It’s tough beating a dead horse with this Lori Loughlin and Mossimo Giannulli College admissions bribery scandal but unfortunately, it’s necessary. You already know the story: former actress Loughlin and clothing designer husband Mossimo Giannulli allegedly bribed the University of Southern California (USC) $500,000 to admit both of their daughters.
They claim to have “donated” the massive amount of money to USC’s Crew Team even though neither one of their daughters are on the team. The trial is coming up soon and the Hollywood couple’s schizophrenic behavior is certainly noticeable.
And now Lori Loughlin and Mossimo Giannulli are back in the news again because they are planning this bold move.
It’s bizarre how much Lori Loughlin and Mossimo Giannulli keep making headlines. It’s obnoxious actually.
Loughlin and Giannulli were both charged with mail fraud, but when they decided to take on the federal government, prosecutors slapped them with a money laundering charge as well, which could carry a sentence of up to 40 years in prison.
Loughlin has been unabashed and adamant about her innocence and believes she would win her case against the federal government when all the facts were revealed about the case.
The “Fuller House” actress reportedly did a massive U-turn with her confidence in the case and regrets not taking the initial plea deal the federal prosecutors offered.
Entertainment Tonight reported that a source close to Loughlin said, “She is watching the reduced sentences of those who have taken plea deals, and wondering each day if she’s made the wrong decision. While a few friends have stuck by her side, many others have cut her off. She still feels it’s a huge misunderstanding, but seeing others be sentenced has scared her.”

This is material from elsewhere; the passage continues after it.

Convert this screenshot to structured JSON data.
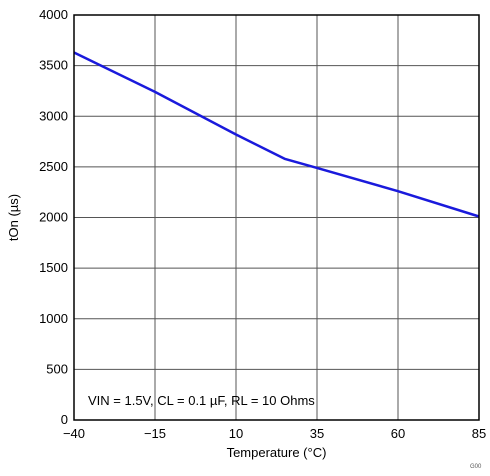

But now Loughlin and Giannulli are flipping the script again by wanting to go through the trial proceedings together rather than separately.
The couple’s attorneys from Latham & Watkins said in a filing this week, “Giannulli and Loughlin are innocent of the charges brought against them and are eager to clear their names. And they believe their interests will be advanced most effectively by presenting a united front against the Government’s baseless accusations.”
This is largely a bad strategy because sometimes the best defense for one client may compromise the defense of the other and vice versa.
The law firm also wrote, “a common defense often gives strength against a common attack … Whatever happens, Giannulli and Loughlin will have their interests fully protected, and the case will proceed without undue delay.”
The couple is due in court on August 27th but these kinds of trials and cases can take years before a jury comes down with their verdict.
They plan to use “ignorance” as their defense strategy, which means the prosecutors will have to prove beyond a reasonable doubt that both Loughlin and Giannulli were aware they were bribing USC.
Nevertheless, they still maintain their innocence but they could spend the rest of their lives behind bars if they roll the dice and are proven wrong.